I heard back from my high school English teacher’s son, who is currently in Iraq — got a wonderful letter which included the following:
“A soldier can never get enough mail. In my team, though, [name withheld, call him Captain] needs to get a friendly letter. His parents don’t ‘do’ letters. His wife [some details withheld], is swamped with a full load of grad courses and studying for a Master’s exam, and taking care of two kids and two dogs, AND is pregnant. Not a lot of time for letter writing. He needs a pick-me-up.”
These guys are Reserves. Along with the guy mentioned above, who is 32 and who in civilian life is a Customs agent, there are four other people in David’s team who could all use a good letter or two. The Major is 32, married, 4 kids (one born the day before he came to Iraq), and back home is in sales; the SSG is 29, married, two kids, and a fire-fighter, the Corporal is 23, married, no kids, and a vet. assistant/student, and the SPC, 19, is single and a college student. And David, also single, early twenties, is in the group, too, and could certainly use another letter or two.

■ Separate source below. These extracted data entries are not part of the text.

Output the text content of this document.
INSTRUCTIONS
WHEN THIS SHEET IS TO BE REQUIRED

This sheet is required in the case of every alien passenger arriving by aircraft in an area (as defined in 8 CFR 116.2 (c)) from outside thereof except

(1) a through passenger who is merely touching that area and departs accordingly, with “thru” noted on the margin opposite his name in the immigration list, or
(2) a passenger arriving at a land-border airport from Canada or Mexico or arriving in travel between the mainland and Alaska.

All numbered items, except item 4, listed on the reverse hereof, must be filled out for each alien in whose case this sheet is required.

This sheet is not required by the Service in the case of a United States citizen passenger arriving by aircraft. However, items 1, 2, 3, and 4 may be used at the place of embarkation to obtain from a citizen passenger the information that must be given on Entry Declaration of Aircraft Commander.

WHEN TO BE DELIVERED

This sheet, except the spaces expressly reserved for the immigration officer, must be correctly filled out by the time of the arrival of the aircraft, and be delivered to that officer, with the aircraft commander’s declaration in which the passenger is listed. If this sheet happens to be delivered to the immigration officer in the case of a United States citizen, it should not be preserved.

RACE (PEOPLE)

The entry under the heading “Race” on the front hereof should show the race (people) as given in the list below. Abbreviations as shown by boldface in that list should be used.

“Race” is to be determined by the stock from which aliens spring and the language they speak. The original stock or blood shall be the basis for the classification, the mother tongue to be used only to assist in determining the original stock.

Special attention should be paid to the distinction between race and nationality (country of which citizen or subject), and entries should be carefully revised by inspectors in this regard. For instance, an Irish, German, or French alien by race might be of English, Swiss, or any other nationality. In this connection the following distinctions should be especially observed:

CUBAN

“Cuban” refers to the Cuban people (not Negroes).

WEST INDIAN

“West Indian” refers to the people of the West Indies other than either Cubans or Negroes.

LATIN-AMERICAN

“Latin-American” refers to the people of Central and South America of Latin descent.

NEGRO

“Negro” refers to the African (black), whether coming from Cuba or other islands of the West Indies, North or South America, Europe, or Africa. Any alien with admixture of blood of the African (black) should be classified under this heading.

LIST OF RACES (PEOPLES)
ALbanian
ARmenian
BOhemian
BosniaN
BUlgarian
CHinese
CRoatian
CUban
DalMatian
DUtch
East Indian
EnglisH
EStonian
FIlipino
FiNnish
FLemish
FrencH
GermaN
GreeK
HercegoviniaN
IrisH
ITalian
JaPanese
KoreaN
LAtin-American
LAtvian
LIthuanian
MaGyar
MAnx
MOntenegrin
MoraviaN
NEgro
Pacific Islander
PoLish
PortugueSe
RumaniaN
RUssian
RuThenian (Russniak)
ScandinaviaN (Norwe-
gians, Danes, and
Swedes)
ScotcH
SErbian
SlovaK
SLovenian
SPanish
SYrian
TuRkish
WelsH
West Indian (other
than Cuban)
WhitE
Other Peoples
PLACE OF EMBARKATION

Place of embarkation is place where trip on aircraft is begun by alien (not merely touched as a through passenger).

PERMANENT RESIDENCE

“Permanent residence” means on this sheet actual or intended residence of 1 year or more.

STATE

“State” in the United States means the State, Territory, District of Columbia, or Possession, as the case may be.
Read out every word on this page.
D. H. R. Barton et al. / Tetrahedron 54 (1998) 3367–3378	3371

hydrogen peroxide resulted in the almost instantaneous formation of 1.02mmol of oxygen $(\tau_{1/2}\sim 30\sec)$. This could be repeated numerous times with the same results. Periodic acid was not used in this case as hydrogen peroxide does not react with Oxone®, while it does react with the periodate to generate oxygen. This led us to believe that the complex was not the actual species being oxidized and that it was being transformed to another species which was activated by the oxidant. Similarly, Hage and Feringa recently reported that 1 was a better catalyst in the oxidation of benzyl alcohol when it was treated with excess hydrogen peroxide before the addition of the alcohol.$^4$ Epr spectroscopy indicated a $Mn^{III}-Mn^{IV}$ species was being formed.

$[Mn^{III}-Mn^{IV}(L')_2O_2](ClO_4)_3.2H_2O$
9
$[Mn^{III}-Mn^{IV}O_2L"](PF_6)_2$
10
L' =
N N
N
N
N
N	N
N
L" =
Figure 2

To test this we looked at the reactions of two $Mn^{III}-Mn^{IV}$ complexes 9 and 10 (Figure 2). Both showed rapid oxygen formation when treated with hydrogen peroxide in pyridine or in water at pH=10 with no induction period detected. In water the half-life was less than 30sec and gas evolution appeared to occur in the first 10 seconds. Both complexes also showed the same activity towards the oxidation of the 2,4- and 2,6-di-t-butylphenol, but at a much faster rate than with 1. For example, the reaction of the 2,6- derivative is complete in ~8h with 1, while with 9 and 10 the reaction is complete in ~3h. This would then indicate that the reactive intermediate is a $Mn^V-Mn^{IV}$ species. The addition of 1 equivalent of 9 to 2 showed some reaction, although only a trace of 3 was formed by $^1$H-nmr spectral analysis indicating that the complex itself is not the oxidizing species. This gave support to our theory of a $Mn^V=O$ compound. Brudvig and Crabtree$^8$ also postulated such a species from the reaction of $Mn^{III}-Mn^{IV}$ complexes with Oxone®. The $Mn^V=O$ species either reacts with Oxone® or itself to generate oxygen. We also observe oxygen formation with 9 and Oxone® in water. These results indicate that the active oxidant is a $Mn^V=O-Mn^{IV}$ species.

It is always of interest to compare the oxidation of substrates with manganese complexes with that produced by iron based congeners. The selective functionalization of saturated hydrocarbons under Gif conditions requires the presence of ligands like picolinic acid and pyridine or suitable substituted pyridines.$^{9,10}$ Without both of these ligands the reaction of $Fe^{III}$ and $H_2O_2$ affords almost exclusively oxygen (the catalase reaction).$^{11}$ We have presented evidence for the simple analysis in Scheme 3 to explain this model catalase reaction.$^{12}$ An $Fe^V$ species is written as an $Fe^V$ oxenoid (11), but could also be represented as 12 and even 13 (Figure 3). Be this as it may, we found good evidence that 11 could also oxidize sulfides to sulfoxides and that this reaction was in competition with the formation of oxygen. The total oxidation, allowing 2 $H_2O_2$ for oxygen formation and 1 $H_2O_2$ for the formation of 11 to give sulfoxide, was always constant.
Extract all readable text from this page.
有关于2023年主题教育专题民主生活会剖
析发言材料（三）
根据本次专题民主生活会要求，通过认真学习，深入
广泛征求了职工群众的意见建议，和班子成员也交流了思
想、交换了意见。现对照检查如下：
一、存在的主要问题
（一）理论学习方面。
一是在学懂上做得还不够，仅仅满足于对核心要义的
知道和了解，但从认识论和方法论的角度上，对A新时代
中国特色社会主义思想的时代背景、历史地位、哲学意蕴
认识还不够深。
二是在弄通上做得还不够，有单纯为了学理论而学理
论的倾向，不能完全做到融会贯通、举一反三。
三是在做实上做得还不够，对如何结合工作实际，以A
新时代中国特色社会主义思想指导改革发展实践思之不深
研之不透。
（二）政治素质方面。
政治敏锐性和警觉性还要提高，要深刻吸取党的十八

I am going somewhere with this, actually. If you’d like to send a friendly, encouraging (maybe even funny?) letter to any of these guys, type it up, e-mail it to me, and I’ll put all the letters into the appropriate envelopes and send them off. Include your name and return address so that you can receive a reply — the return address on the envelope is going to be mine, of course. You can ID your letter by the rank listed if you want to write to one specific guy — if you don’t have a rank listed at the top of your letter, I’ll send your letter to any of the guys who is otherwise not going to get something.
Please consider taking a couple of minutes to write a letter that could brighten someone’s day — these guys are in pretty bleak conditions right now, and a very long way from home.